I think this is Lake Thun which we could see from Harder Kulm.




Maybe I was expecting too much, but I didn't find the scenery to be as jaw droppingly gorgeous as I'd imagined it would be.




Arriving into Zweisimmen station where we had to change trains, we'd given ourselves half an hour to wander around but everywhere seemed closed and there were very few people about.  I suppose it's like Kleine Scheidegg, just a place where you change trains unless you're here in the height of the skiing season.





The church looked interesting but sadly by the time we found it we were running out of time so couldn't stop.


Pity really as the covered entrance gate looked amazing.





Gnomes of every shape and size.



Our next train arrived on time and we easily found our seats, either side of the gangway so we could swop over if necessary.  Actually some of the reserved seats weren't occupied so with permission from the ticket inspectors I moved around the carriage leaving Ian chatting away to the young couple sitting opposite us.  They were from South Wales and had come here on a train from France but once again were finding the cost of everything rather prohibitive - they said they'd been spending almost £100 each evening on dinner.  Obviously not yet as inventive as we've become seeking out the most economical way of eating/drinking.

(Sorry but there is a definite colour cast on these photos so I'm guessing the train's windows are tinted - I tried to correct it quickly but not sure I've done it well enough).

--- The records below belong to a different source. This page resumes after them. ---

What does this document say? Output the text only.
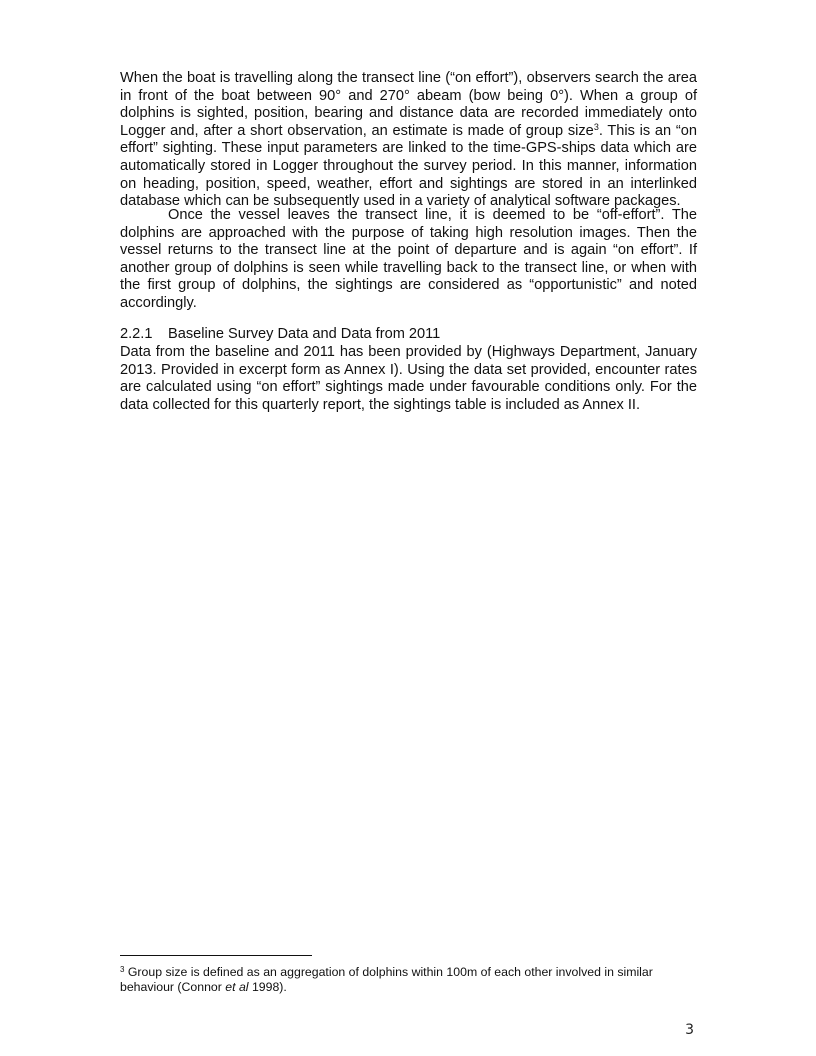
When the boat is travelling along the transect line (“on effort”), observers search the area in front of the boat between 90° and 270° abeam (bow being 0°). When a group of dolphins is sighted, position, bearing and distance data are recorded immediately onto Logger and, after a short observation, an estimate is made of group size$^3$. This is an “on effort” sighting. These input parameters are linked to the time-GPS-ships data which are automatically stored in Logger throughout the survey period. In this manner, information on heading, position, speed, weather, effort and sightings are stored in an interlinked database which can be subsequently used in a variety of analytical software packages.

Once the vessel leaves the transect line, it is deemed to be “off-effort”. The dolphins are approached with the purpose of taking high resolution images. Then the vessel returns to the transect line at the point of departure and is again “on effort”. If another group of dolphins is seen while travelling back to the transect line, or when with the first group of dolphins, the sightings are considered as “opportunistic” and noted accordingly.

2.2.1 Baseline Survey Data and Data from 2011

Data from the baseline and 2011 has been provided by (Highways Department, January 2013. Provided in excerpt form as Annex I). Using the data set provided, encounter rates are calculated using “on effort” sightings made under favourable conditions only. For the data collected for this quarterly report, the sightings table is included as Annex II.

$^3$ Group size is defined as an aggregation of dolphins within 100m of each other involved in similar behaviour (Connor et al 1998).
3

I'm surprised at the amount of telegraph cables all over the place, they rather spoil a shot like this but there are just too many to clone out.




This young lady clearly wasn't overly impressed by the views either.






This is such a lovely scene; I can just picture Maria skipping along the path with the Von Trapp children singing "The Hills Are Alive .........."



Just to prove we were actually on a train, in case you couldn't tell from the reflections, I've left the window edge in.






Another of the many problems of travelling by train - the major one of course being that you can't just stop when you want to - is that we don't have a clue where we are.  

This small airstrip may give me an idea if I start researching..  




The train ran through the centre of Gstaad which is a lovely little town and, I’m sure, a very, very expensive place to live.  It boasts an amazing list of former residents including the Rainiers of Monaco, Roger Moore, David Niven and Peter Sellers to name a few.





A Swiss housing estate?


With the benefit of hindsight and a period of reflection (no, not window reflection!), I'm actually starting to think it was rather a picturesque journey after all.

I don't know if you can see the white in the field around the house in the middle, but is wild narcissus.



And another, although sadly we didn't see any close to the tracks.



I've been very keen to see cows wearing cowbells ever since we arrived.


Our first glimpse of Lake Geneva, just above the house.


The track twists and turns many times on the way down so Montreux was seen from many angles.


The mountains on the other side of the lake which are still in Switzerland, just.